William Kentridge porta a Parigi il suo Centro per la sperimentazione di nuove idee
È la Fondation Cartier ad accogliere in residenza il Centre for the Less Good Idea dell’artista sudafricano, offrendo al pubblico la possibilità di partecipare al processo creativo di un collettivo di artisti interdisciplinari. Solo una settimana di tempo per sperimentarlo
La fondazione del Centre for the Less Good Idea, a Johannesburg, risale al 2016. E negli ultimi otto anni, William Kentridge (Johannesburg, 1955), che del progetto è fautore (insieme alla sodale Bronwyn Lace) e animatore instancabile, ha fatto del centro un modello di produzione e sperimentazione partecipata che trascende il perimetro di uno spazio fisico, utilizzandolo come strumento per veicolare la sua visione dell’arte.
Il Centre for the Less Good Idea di William Kentridge
L’iniziativa è nata, infatti, con l’obiettivo di alimentare pensieri e azioni che rispondano alle sollecitazioni della contemporaneità, attraverso pratiche interdisciplinari e collaborative che incoraggino l’emergere di nuove forme d’arte, a partire dal principio che anche “l’idea meno buona”, a volte partorita per caso o per errore, possa aprire la strada a intuizioni innovative. Iniziando da una lettura senza filtri della realtà. Del resto tutta l’attività dell’artista sudafricano – che si tratti di disegni, installazioni visive e sonore, film o produzioni teatrali, performance, alla ricerca di un’ibridazione continua di tecniche e generi diversi – affonda le radici in documenti e accadimenti storici, caricati di riferimenti autobiografici, ironia, contraddizioni, per rappresentare le ingiustizie e le assurdità della nostra epoca.

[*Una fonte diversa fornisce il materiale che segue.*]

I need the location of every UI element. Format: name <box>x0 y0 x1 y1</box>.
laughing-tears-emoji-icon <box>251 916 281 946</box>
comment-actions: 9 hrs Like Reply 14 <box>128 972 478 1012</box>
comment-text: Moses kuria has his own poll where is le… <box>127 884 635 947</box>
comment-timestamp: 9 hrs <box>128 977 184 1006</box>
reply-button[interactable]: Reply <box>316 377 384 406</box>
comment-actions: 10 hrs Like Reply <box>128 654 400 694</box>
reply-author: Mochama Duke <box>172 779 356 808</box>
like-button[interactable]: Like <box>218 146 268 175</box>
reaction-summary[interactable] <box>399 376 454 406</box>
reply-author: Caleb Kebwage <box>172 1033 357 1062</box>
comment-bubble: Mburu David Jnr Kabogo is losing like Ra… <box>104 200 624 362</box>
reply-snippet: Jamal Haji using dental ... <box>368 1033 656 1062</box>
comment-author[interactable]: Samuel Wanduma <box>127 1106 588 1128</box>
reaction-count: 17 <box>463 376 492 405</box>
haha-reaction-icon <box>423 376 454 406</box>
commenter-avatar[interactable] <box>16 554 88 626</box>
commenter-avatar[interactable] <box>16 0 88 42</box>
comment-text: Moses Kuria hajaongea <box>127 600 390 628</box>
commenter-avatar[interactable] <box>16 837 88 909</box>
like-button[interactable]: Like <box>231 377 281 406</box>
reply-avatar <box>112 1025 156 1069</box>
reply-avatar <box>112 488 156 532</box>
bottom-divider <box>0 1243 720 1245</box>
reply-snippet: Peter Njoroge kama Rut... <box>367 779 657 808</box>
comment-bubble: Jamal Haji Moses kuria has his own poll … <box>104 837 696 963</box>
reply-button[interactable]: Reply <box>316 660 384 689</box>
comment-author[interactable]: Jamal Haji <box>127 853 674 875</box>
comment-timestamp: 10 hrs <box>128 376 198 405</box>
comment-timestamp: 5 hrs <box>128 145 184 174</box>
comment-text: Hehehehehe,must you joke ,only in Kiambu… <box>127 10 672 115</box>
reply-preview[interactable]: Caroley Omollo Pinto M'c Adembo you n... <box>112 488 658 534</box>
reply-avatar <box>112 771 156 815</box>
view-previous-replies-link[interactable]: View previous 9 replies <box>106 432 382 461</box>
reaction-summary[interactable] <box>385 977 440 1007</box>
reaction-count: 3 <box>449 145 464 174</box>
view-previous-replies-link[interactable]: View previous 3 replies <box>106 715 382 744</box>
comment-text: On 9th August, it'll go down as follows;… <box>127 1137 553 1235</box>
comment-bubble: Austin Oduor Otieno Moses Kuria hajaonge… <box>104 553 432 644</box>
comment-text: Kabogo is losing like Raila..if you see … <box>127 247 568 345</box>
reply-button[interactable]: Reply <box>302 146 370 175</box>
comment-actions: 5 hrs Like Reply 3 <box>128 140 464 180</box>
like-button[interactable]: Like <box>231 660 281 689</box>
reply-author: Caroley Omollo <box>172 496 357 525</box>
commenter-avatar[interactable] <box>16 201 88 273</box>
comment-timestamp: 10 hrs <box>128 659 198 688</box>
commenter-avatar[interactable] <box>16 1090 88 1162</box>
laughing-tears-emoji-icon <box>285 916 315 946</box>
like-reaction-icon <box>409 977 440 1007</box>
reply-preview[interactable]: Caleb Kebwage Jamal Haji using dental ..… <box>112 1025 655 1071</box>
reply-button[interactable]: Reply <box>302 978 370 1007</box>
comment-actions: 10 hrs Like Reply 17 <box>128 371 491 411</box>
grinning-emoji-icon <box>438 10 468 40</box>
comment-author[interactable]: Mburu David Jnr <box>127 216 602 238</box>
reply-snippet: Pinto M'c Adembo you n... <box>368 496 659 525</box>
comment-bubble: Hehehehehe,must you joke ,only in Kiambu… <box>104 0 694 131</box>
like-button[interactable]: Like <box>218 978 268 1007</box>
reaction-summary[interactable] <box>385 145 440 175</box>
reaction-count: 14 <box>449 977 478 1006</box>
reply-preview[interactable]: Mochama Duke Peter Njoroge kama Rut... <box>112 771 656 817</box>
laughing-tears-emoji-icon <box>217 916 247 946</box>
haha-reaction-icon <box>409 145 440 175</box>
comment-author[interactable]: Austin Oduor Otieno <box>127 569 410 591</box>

Il Centre for the Less Good Idea a Parigi
Dunque non stupisce ritrovare il Centre for the Less Good Idea in trasferta, a Parigi, seppur solo per qualche giorno, dal 14 al 20 maggio 2024.
In attesa di debuttare, il prossimo 7 luglio, con la sua nuova produzione operistica – The Great Yes, the Great No – presso la LUMA Foundation di Arles (dal 2005, anno in cui presentò la sua regia del Flauto Magico di Mozart, Kentridge si cimenta con l’opera lirica, riscuotendo successi in tutto il mondo), infatti, l’artista arriva da protagonista nella capitale francese, ospite presso la Fondation Cartier con il suo laboratorio di idee, e una fitta programmazione di attività e performance aperte al pubblico.
A Parigi, il Centro prenderà forma, per un’intera settimana, negli spazi della Fondazione in Boulevard Raspail, prendendo possesso dell’edificio progettato da Jean Nouvel nel 1994. Qui, con il coinvolgimento di una trentina di artisti in arrivo dal Sudafrica, dal Benin, da Belgio, Olanda e Francia, oltre che con la partecipazione di studenti, amatori e curiosi, si svolgeranno concerti, spettacoli, letture, proiezioni, tutti mirati a individuare nuove idee da condividere e far crescere insieme, senza timore di fallire e con l’obiettivo di sentirsi liberi di esprimersi.
Un laboratorio di idee partecipato alla Fondation Cartier
Per la prima volta nella sua storia, la Fondation Cartier, fondata nel 1984 da Alain-Dominique Perrin, accoglie in residenza non un singolo artista, ma un’istituzione come il Centre for the Less Good Idea, che potrà disporre non solo degli spazi espositivi, ma anche del giardino del museo. Durante i laboratori – accessibili a tutti, previa prenotazione – gli artisti sperimenteranno combinazioni inedite di testi, musica, movimenti, immagini, senza alcun vincolo di formato o mezzo espressivo. E il pubblico parteciperà attivamente a questo processo creativo: il 14 maggio, le attività saranno aperte dalla performance lecture Collapses & Defences; nei giorni successivi, ogni sera dalle 19 alle 22, i visitatori potranno assistere a Showing the Making, una sessione sui workshop tenuti dagli artisti durante la giornata, e a diverse performance interdisciplinari, tra cui Pepper’s Ghost, una forma di illusione teatrale che unisce spettacolo dal vivo e proiezioni video. Tra gli appuntamenti, anche Sizendlebe | We are Ears, una performance musicale sperimentale che illustra la complessità della traduzione.